Bring this jumbled mess of a post to a conclusion please!
SEO and Inbound Marketing aren’t that different – I just feel that one is an extension of the other. The most successful online marketers, the ones who are good at SEO, will be good at Inbound Marketing because they don’t see the end goal as being number one rankings for a specific keyword. They recognize there is digital life beyond the SERPs, and while Google might still send the majority of your traffic, your business won’t become dependent on it.
For an industry related example, look at iAcquire – they were outed for offering financial compensation for links by some self-righteous nitwit (I’m being very polite) who thought he was doing someone a service by pointing out they had overstepped one of Googles arbitrary guidelines. As a result of this inexcusable hate baiting, acquire found themselves removed from Googles index.
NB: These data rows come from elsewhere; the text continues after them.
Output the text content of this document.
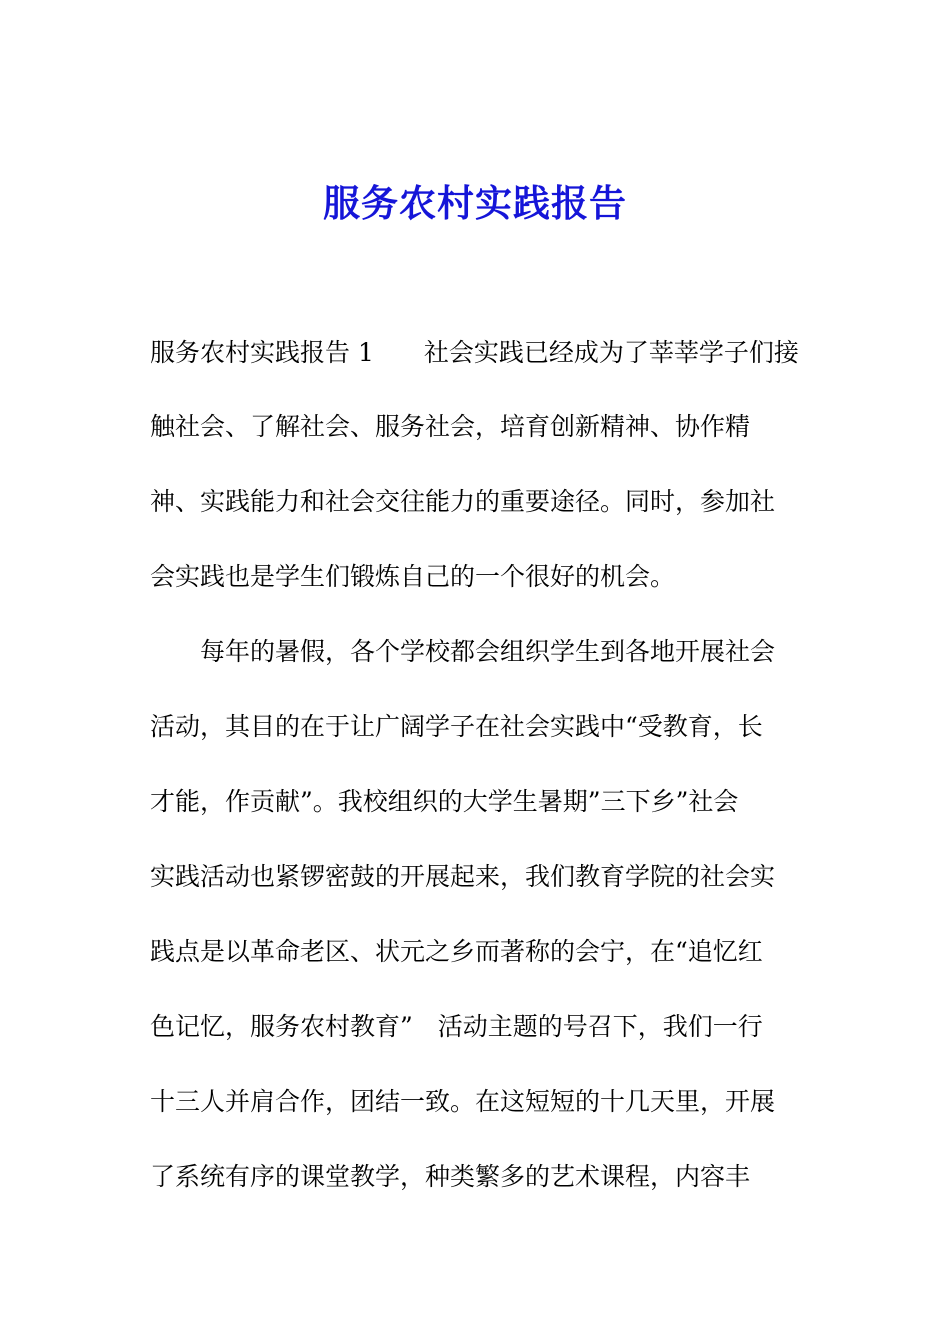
服务农村实践报告
服务农村实践报告 1　　社会实践已经成为了莘莘学子们接
触社会、了解社会、服务社会，培育创新精神、协作精
神、实践能力和社会交往能力的重要途径。同时，参加社
会实践也是学生们锻炼自己的一个很好的机会。
　　每年的暑假，各个学校都会组织学生到各地开展社会
活动，其目的在于让广阔学子在社会实践中“受教育，长
才能，作贡献”。我校组织的大学生暑期”三下乡”社会
实践活动也紧锣密鼓的开展起来，我们教育学院的社会实
践点是以革命老区、状元之乡而著称的会宁，在“追忆红
色记忆，服务农村教育”　活动主题的号召下，我们一行
十三人并肩合作，团结一致。在这短短的十几天里，开展
了系统有序的课堂教学，种类繁多的艺术课程，内容丰
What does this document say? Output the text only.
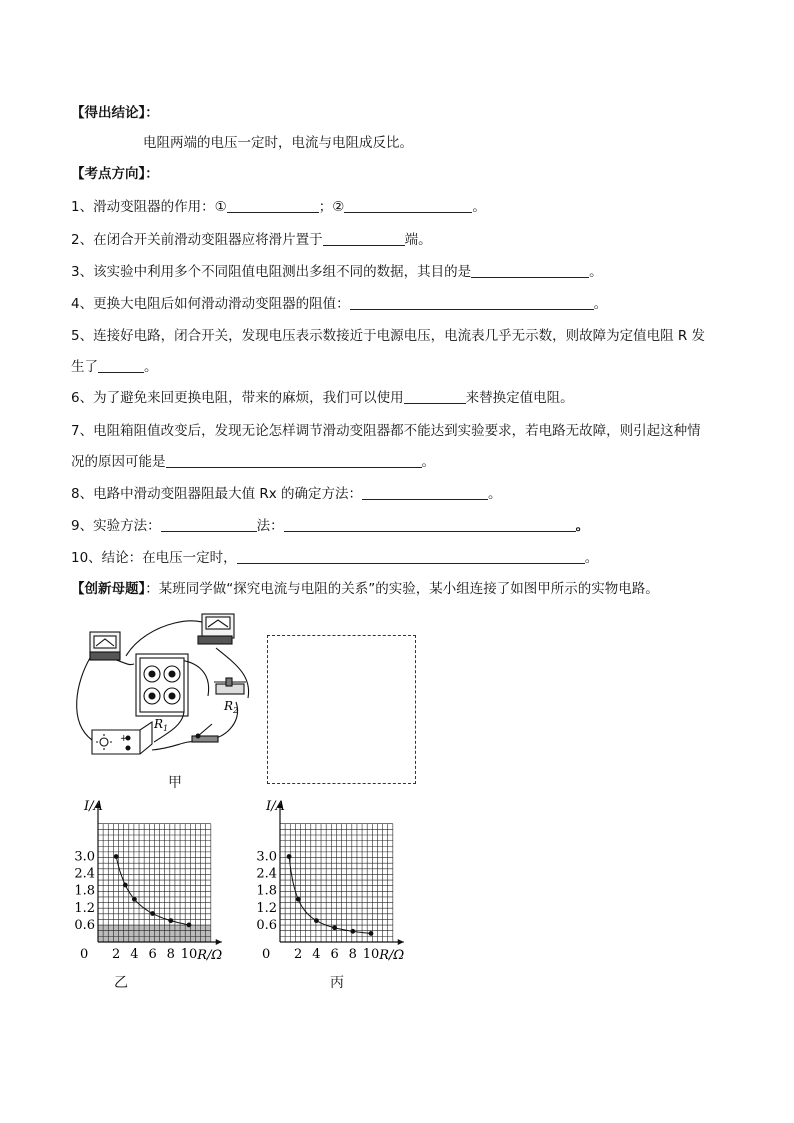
【得出结论】：
电阻两端的电压一定时，电流与电阻成反比。
【考点方向】：
1、滑动变阻器的作用：①	；②	。
2、在闭合开关前滑动变阻器应将滑片置于	端。
3、该实验中利用多个不同阻值电阻测出多组不同的数据，其目的是	。
4、更换大电阻后如何滑动滑动变阻器的阻值：	。
5、连接好电路，闭合开关，发现电压表示数接近于电源电压，电流表几乎无示数，则故障为定值电阻 R 发
生了	。
6、为了避免来回更换电阻，带来的麻烦，我们可以使用	来替换定值电阻。
7、电阻箱阻值改变后，发现无论怎样调节滑动变阻器都不能达到实验要求，若电路无故障，则引起这种情
况的原因可能是	。
8、电路中滑动变阻器阻最大值 Rx 的确定方法：	。
9、实验方法：	法：	。
10、结论：在电压一定时，	。
【创新母题】：某班同学做“探究电流与电阻的关系”的实验，某小组连接了如图甲所示的实物电路。
$R_1$
$R_2$
+
甲
I/A
0	R/Ω
2 4 6 8 10
0.6
1.2
1.8
2.4
3.0
乙
I/A
0	R/Ω
2 4 6 8 10
3.0
2.4
1.8
1.2
0.6
丙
For some businesses this removal of organic search traffic would have spelled doom, but because of the reputation acquire had built, and the reputation of several key staff within the SEO community, they were able to negotiate this 3 month spell without Google traffic. In my opinion, that was a result of them developing their brand reputation successfully when some companies might have been satisfied to stagnate at the top of the rankings for certain search terms. Rightfully, they have been reincluded again.
Inbound Marketing is a long-term investment that requires dedication, knowledge and a real passion for the product or service you are selling. Just to reiterate, I think SEO is still a hugely important, but its just one part of the online marketing process. I think as businesses begin to become more web-savvy and have the realization that ranking for a keyword doesn’t guarantee long term success, the SEO industry will have to reposition in order to display these additional marketing skills.